Было раз. В пересыльной казанской тюрьме ждали баржу, на которой плыть вверх по Каме, по Вятке, а потом передвигаться неизвестно каким способом и куда. Ходили всякие слухи. Тревожные слухи. Люди нервничали. К тому же наступила полоса невыносимо знойных дней, в переполненных общих камерах было настолько душно, что заключенные теряли сознание. А прогулки на свежем воздухе разрешались все равно по общему правилу — тридцать минут.
Начался ропот. Группа политических ссыльных потребовала, чтобы их выслушал сам губернатор, поскольку переговоры с начальником тюрьмы не увенчались успехом. Явился губернский прокурор. Надменно выслушал претензии заключенных, высказанные бурно и беспорядочно. В особенности бушевали уголовники, свистели, показывали кулаки.

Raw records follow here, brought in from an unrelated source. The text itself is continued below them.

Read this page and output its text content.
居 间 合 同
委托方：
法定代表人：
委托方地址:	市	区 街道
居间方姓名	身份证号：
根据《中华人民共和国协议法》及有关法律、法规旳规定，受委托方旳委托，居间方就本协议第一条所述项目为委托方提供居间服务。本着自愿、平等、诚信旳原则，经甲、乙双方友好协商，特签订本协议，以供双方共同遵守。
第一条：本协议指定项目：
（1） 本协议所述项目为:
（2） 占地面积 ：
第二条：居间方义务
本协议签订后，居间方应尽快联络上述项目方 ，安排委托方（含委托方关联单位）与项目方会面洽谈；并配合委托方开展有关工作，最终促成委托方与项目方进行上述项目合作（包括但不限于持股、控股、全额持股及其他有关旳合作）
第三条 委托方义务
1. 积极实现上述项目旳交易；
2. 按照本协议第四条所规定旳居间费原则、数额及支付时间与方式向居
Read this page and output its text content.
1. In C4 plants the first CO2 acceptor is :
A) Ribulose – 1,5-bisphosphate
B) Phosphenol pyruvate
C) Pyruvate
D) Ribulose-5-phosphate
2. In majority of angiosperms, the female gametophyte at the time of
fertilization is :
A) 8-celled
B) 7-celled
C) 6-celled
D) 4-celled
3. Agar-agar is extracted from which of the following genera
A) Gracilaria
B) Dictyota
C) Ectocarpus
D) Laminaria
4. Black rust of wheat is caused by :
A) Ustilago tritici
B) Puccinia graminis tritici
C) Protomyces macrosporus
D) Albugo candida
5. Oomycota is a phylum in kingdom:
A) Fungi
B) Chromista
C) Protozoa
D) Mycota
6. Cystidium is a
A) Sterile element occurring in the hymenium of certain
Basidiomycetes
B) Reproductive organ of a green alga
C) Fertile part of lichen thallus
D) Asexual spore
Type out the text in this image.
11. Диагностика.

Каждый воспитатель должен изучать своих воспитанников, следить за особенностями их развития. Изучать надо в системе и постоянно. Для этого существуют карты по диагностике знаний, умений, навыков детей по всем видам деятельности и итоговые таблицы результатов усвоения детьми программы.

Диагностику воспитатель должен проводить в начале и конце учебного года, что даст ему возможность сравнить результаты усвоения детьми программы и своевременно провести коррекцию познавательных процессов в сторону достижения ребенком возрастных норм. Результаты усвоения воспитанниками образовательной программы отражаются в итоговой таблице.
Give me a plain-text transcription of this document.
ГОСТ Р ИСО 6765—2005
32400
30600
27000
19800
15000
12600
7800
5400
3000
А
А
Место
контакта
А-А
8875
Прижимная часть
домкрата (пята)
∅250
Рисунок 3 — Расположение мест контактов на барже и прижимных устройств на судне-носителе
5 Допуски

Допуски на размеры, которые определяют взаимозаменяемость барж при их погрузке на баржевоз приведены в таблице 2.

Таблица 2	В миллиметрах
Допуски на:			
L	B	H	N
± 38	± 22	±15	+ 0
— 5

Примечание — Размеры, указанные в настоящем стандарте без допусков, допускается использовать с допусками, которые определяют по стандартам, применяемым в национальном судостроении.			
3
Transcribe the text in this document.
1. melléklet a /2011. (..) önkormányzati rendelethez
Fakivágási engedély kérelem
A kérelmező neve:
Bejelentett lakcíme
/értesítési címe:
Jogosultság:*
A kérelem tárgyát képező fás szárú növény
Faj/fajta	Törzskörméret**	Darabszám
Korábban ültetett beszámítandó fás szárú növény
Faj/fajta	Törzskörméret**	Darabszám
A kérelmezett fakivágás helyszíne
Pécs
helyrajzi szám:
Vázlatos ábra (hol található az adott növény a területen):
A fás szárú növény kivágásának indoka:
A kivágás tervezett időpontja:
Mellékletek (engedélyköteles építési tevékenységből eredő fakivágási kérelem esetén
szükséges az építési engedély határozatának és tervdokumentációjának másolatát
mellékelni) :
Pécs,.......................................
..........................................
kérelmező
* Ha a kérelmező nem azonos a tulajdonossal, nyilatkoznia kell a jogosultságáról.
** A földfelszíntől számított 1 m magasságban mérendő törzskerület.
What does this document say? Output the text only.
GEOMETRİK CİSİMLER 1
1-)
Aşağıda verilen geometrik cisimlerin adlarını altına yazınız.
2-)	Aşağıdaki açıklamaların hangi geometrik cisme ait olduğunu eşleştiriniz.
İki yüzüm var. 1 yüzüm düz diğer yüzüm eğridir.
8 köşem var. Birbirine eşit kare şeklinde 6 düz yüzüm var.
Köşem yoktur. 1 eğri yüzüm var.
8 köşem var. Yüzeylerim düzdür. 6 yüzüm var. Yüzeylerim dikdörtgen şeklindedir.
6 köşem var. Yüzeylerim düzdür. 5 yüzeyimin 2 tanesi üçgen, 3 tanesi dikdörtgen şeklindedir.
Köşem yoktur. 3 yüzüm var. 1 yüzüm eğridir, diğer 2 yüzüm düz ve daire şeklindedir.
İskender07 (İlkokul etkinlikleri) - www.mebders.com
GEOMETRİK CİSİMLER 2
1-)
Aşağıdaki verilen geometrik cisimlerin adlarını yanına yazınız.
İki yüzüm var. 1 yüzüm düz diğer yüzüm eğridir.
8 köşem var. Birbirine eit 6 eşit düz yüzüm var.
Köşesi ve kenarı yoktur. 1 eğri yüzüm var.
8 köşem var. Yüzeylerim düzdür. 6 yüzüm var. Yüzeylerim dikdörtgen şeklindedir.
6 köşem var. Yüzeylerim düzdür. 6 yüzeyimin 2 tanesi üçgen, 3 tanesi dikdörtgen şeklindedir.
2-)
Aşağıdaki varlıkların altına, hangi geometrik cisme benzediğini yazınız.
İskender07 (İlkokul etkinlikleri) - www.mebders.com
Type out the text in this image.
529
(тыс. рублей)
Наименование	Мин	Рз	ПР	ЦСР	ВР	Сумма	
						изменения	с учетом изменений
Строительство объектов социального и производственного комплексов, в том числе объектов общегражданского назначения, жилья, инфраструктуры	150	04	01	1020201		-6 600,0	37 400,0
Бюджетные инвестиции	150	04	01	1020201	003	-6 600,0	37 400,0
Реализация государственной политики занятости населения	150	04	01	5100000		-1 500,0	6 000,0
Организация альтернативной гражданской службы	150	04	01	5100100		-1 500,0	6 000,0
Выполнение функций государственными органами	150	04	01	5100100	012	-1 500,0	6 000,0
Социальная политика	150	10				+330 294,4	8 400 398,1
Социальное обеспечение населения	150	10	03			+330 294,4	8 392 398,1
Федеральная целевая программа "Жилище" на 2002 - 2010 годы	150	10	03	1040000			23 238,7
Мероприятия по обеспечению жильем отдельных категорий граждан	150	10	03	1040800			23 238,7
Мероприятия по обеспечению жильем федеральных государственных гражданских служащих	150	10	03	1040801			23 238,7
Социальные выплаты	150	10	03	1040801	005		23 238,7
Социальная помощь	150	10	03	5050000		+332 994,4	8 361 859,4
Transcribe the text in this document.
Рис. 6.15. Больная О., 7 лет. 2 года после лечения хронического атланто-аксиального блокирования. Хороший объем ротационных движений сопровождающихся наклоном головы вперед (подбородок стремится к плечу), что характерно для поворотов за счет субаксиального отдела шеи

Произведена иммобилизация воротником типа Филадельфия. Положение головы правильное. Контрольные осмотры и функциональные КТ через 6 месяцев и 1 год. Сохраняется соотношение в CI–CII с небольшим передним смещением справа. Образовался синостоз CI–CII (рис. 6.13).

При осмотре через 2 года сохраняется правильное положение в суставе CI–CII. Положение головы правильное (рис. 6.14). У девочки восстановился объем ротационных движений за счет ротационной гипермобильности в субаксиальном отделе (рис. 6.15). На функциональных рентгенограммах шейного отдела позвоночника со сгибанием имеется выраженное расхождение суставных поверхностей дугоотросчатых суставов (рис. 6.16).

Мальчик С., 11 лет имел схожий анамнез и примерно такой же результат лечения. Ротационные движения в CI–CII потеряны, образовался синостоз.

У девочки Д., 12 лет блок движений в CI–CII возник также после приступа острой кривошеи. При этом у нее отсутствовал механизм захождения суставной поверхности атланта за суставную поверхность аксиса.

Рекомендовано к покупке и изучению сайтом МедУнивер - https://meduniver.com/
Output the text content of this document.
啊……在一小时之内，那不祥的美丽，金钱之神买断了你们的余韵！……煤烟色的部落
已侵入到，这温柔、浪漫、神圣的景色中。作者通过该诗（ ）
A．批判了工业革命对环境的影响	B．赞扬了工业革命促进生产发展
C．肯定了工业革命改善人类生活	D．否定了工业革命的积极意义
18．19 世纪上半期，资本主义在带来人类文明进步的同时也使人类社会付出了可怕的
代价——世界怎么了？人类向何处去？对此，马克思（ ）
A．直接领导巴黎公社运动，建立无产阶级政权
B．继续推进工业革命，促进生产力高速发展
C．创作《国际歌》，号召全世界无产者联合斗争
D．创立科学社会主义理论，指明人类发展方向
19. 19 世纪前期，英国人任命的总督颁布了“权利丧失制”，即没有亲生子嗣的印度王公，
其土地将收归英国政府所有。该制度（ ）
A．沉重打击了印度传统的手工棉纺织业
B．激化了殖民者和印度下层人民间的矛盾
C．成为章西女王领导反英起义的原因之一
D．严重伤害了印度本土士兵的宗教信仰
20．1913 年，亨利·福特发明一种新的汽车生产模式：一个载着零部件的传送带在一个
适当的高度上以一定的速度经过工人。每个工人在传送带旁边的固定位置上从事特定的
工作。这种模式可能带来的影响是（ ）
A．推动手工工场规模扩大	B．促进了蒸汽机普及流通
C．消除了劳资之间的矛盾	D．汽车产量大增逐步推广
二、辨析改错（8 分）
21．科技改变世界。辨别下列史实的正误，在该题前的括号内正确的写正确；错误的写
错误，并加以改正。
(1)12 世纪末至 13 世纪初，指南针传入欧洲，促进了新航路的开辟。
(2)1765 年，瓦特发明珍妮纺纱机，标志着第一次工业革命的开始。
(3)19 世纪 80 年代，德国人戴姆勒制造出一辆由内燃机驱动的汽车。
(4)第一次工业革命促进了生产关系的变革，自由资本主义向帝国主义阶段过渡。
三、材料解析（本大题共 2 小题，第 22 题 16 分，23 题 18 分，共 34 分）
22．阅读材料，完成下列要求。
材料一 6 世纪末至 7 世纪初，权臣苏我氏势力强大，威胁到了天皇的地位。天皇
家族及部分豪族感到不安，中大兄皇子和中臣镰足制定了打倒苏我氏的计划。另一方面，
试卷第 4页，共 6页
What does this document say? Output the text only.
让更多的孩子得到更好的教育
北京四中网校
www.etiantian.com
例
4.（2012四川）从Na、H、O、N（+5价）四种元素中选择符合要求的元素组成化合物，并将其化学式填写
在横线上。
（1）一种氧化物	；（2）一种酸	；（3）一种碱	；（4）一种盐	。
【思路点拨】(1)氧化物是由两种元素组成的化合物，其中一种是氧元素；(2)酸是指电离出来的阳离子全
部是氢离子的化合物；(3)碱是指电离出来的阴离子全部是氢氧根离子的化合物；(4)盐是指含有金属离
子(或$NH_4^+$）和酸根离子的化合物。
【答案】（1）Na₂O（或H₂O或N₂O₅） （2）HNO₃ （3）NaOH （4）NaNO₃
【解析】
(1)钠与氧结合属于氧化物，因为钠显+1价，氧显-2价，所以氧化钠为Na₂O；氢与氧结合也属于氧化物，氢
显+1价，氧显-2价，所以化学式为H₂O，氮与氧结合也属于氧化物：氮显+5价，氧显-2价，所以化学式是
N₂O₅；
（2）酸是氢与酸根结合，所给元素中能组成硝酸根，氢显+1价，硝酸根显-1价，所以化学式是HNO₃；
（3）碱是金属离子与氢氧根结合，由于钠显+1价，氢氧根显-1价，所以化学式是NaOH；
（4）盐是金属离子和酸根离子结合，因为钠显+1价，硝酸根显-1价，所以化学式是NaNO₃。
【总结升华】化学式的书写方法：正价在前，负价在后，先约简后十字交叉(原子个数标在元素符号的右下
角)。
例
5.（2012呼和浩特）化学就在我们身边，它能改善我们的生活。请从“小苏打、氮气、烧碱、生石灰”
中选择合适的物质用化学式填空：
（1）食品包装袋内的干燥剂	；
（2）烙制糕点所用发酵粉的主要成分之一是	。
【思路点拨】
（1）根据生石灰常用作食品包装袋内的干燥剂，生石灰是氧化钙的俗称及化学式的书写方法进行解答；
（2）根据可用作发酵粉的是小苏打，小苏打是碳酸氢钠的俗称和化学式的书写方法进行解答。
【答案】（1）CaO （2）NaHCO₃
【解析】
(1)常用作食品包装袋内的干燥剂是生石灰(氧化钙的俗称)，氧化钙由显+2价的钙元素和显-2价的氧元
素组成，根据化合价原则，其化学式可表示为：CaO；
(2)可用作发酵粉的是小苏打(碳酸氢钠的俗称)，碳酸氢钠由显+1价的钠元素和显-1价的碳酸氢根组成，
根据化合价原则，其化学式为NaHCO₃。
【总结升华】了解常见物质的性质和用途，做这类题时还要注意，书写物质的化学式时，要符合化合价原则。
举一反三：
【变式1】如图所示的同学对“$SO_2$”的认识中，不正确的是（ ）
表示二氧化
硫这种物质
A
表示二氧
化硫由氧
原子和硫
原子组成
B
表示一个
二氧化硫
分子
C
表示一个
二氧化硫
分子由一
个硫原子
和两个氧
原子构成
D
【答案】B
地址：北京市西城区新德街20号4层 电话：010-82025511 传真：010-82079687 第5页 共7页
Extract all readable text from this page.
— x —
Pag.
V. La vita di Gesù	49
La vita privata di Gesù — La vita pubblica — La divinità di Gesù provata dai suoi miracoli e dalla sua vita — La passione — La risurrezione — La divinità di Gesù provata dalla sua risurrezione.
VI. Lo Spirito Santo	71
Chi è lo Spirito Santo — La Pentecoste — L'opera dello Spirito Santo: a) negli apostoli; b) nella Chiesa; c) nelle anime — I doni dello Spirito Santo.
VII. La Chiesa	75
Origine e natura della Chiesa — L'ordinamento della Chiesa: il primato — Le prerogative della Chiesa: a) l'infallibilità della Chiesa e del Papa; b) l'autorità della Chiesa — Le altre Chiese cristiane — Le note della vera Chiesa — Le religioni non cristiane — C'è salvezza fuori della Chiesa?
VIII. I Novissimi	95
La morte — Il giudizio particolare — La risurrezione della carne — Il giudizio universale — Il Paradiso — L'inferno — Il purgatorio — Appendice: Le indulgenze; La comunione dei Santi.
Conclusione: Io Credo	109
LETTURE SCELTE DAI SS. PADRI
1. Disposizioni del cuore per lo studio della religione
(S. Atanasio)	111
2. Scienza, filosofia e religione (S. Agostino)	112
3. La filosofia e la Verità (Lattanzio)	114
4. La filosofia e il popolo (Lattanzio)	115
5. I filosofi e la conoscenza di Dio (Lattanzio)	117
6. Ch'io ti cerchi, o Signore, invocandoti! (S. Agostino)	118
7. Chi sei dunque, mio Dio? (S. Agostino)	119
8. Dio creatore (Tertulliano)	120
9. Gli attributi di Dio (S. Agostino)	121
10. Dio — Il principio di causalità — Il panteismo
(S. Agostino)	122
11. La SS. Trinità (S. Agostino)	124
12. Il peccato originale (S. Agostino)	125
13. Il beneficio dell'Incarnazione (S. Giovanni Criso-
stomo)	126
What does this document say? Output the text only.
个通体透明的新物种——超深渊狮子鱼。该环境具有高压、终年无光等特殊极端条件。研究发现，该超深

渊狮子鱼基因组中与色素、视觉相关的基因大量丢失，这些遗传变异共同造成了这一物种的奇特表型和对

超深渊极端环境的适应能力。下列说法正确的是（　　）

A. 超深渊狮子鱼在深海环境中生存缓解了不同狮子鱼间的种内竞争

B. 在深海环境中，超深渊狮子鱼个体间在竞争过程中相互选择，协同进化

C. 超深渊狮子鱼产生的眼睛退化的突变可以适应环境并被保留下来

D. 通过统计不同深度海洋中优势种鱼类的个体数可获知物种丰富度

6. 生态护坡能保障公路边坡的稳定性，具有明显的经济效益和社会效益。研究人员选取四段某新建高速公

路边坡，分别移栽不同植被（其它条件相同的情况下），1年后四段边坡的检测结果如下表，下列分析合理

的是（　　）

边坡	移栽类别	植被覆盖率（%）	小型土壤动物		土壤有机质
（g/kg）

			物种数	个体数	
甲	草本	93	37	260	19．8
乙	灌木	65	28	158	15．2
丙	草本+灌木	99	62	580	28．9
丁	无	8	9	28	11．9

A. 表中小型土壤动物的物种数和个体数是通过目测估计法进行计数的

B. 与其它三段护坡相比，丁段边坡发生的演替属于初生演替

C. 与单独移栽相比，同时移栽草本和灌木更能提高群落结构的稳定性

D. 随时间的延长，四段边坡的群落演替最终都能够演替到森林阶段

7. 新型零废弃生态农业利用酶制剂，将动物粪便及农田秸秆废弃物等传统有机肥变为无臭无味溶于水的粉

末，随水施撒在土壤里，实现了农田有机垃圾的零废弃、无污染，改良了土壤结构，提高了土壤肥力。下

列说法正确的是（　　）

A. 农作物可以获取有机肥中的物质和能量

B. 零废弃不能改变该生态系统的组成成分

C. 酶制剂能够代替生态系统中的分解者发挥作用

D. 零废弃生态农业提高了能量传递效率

Прокурор стоял неподвижно. Выждав, когда крики немного утихли, процедил сквозь зубы что-то насчет невозможности нарушения установленных правил, пообещал наступление в скором времени прохладной погоды и повернулся, чтобы уйти.
Тогда вперед выдвинулся Дубровинский, очень спокойно и в то же время властно проговорил: «Нет, господин прокурор, подождите!» Тот в замешательстве остановился. И Дубровинский, сохраняя свой ровный тон, заново высказал прокурору все требования. Коротко, доказательно. Он подчеркнул, что, конечно, во власти правительства уморить голодом или отравить духотой своих политических противников, однако посягать при этом еще и на достоинство человеческое никому не может быть дозволено. Губернатор вместо себя прислал прокурора, но господин прокурор, оказывается, вместо блюстителя закона предстал здесь глухонемым и жестоким в своих издевательствах стражником. От имени группы политических он, Дубровинский, настаивает на извинениях. А остальное и главное — отказ принять нужные меры — пусть ляжет камнем на прокурорскую совесть. Она, видимо, все сможет выдержать…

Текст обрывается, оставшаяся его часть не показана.